Crosslinking changes the collagen properties in the eye which creates changes in the overall macrostructure of the cornea. The non-invasive method ionizes targeted molecules in the cornea and avoids optical breakdown of corneal tissue. The process is photochemical, which means it does not harm tissue and the changes stay the same.
“If we carefully tailor these changes, we can adjust the corneal curvature and this change the refractive power of the eye,” Vukelic said. “This is a fundamental departure from the mainstream ultrafast laser treatment that is currently applied in both research and clinical settings and relies on the optical breakdown of the target materials and subsequent cavitation bubble formation.”

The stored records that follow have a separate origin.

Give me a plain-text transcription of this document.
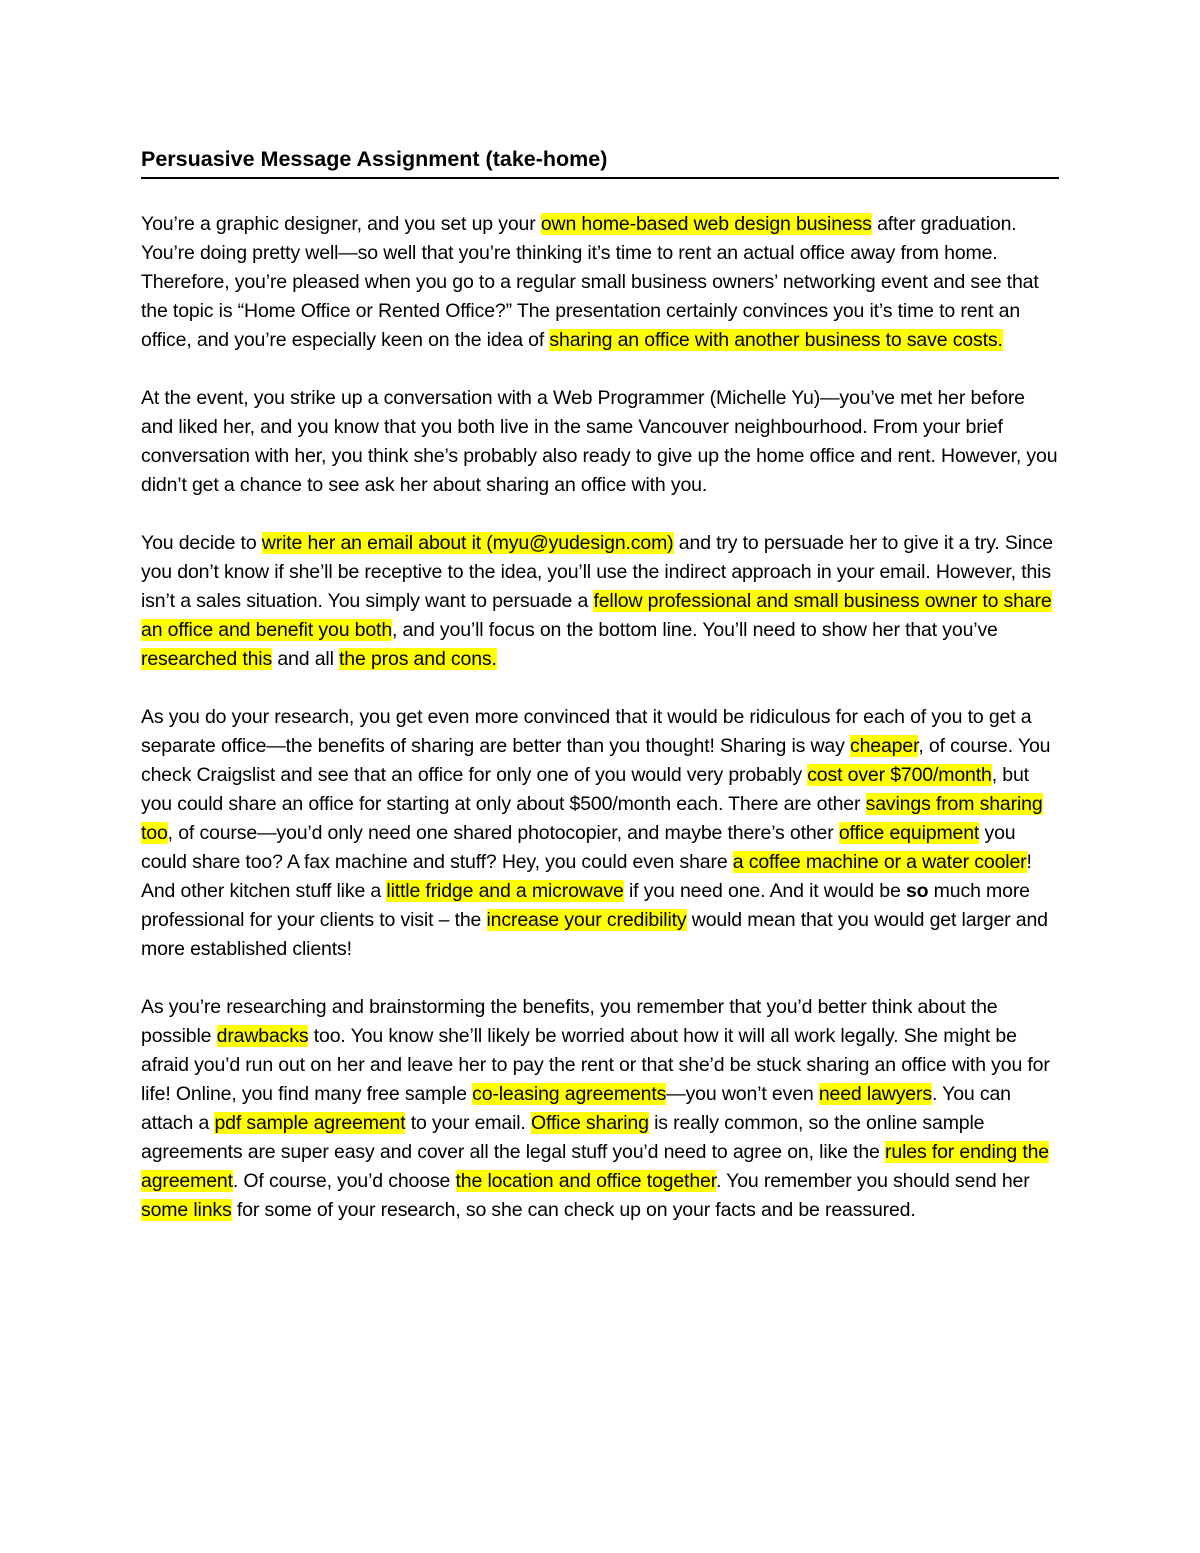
Persuasive Message Assignment (take-home)

You’re a graphic designer, and you set up your own home-based web design business after graduation. You’re doing pretty well—so well that you’re thinking it’s time to rent an actual office away from home. Therefore, you’re pleased when you go to a regular small business owners’ networking event and see that the topic is “Home Office or Rented Office?” The presentation certainly convinces you it’s time to rent an office, and you’re especially keen on the idea of sharing an office with another business to save costs.

At the event, you strike up a conversation with a Web Programmer (Michelle Yu)—you’ve met her before and liked her, and you know that you both live in the same Vancouver neighbourhood. From your brief conversation with her, you think she’s probably also ready to give up the home office and rent. However, you didn’t get a chance to see ask her about sharing an office with you.

You decide to write her an email about it (myu@yudesign.com) and try to persuade her to give it a try. Since you don’t know if she’ll be receptive to the idea, you’ll use the indirect approach in your email. However, this isn’t a sales situation. You simply want to persuade a fellow professional and small business owner to share an office and benefit you both, and you’ll focus on the bottom line. You’ll need to show her that you’ve researched this and all the pros and cons.

As you do your research, you get even more convinced that it would be ridiculous for each of you to get a separate office—the benefits of sharing are better than you thought! Sharing is way cheaper, of course. You check Craigslist and see that an office for only one of you would very probably cost over $700/month, but you could share an office for starting at only about $500/month each. There are other savings from sharing too, of course—you’d only need one shared photocopier, and maybe there’s other office equipment you could share too? A fax machine and stuff? Hey, you could even share a coffee machine or a water cooler! And other kitchen stuff like a little fridge and a microwave if you need one. And it would be so much more professional for your clients to visit – the increase your credibility would mean that you would get larger and more established clients!

As you’re researching and brainstorming the benefits, you remember that you’d better think about the possible drawbacks too. You know she’ll likely be worried about how it will all work legally. She might be afraid you’d run out on her and leave her to pay the rent or that she’d be stuck sharing an office with you for life! Online, you find many free sample co-leasing agreements—you won’t even need lawyers. You can attach a pdf sample agreement to your email. Office sharing is really common, so the online sample agreements are super easy and cover all the legal stuff you’d need to agree on, like the rules for ending the agreement. Of course, you’d choose the location and office together. You remember you should send her some links for some of your research, so she can check up on your facts and be reassured.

Eye glasses and contact lenses are temporary and simple solutions to eye issues like nearsightedness. Other solutions like vision correction surgery are invasive and have the potential to have post-surgical complications, including vision loss in rare cases.
“Refractive surgery has been around for many years, and although it is a mature technology, the field has been searching for a viable, less invasive alternative for a long time,” Leejee H. Such, an associate professor of ophthalmology at Columbia University Medical Center, said. “Vukelic’s next-generation modality shows great promise. This could be a major advance in treating a much larger global population and address the myopia pandemic.”
Now the research group is planning to build a clinical prototype and start clinical trials by the end of this year. They also hope to create a way to predict corneal behavior as a function o laser irradiation and how the cornea might deform if a small circle or an ellipse were treated. The researchers suggest that knowing how the cornea will behave is important for personalizing treatment.
“What’s especially exciting is that our technique is not limited to ocular media–it can be used on other collagen-rich tissues,” Vukelic said. “We’ve also been working with Professor Gerard Ateshain’s lab to treat early osteoarthritis, and the preliminary results are very, very encouraging. We think our non-invasive approach has the potential to open avenues to treat or repair collagenous tissue without causing tissue damage.”
The research was published in the journal Nature Photonics and was funded in part by the Wallace H. Coulter Foundation.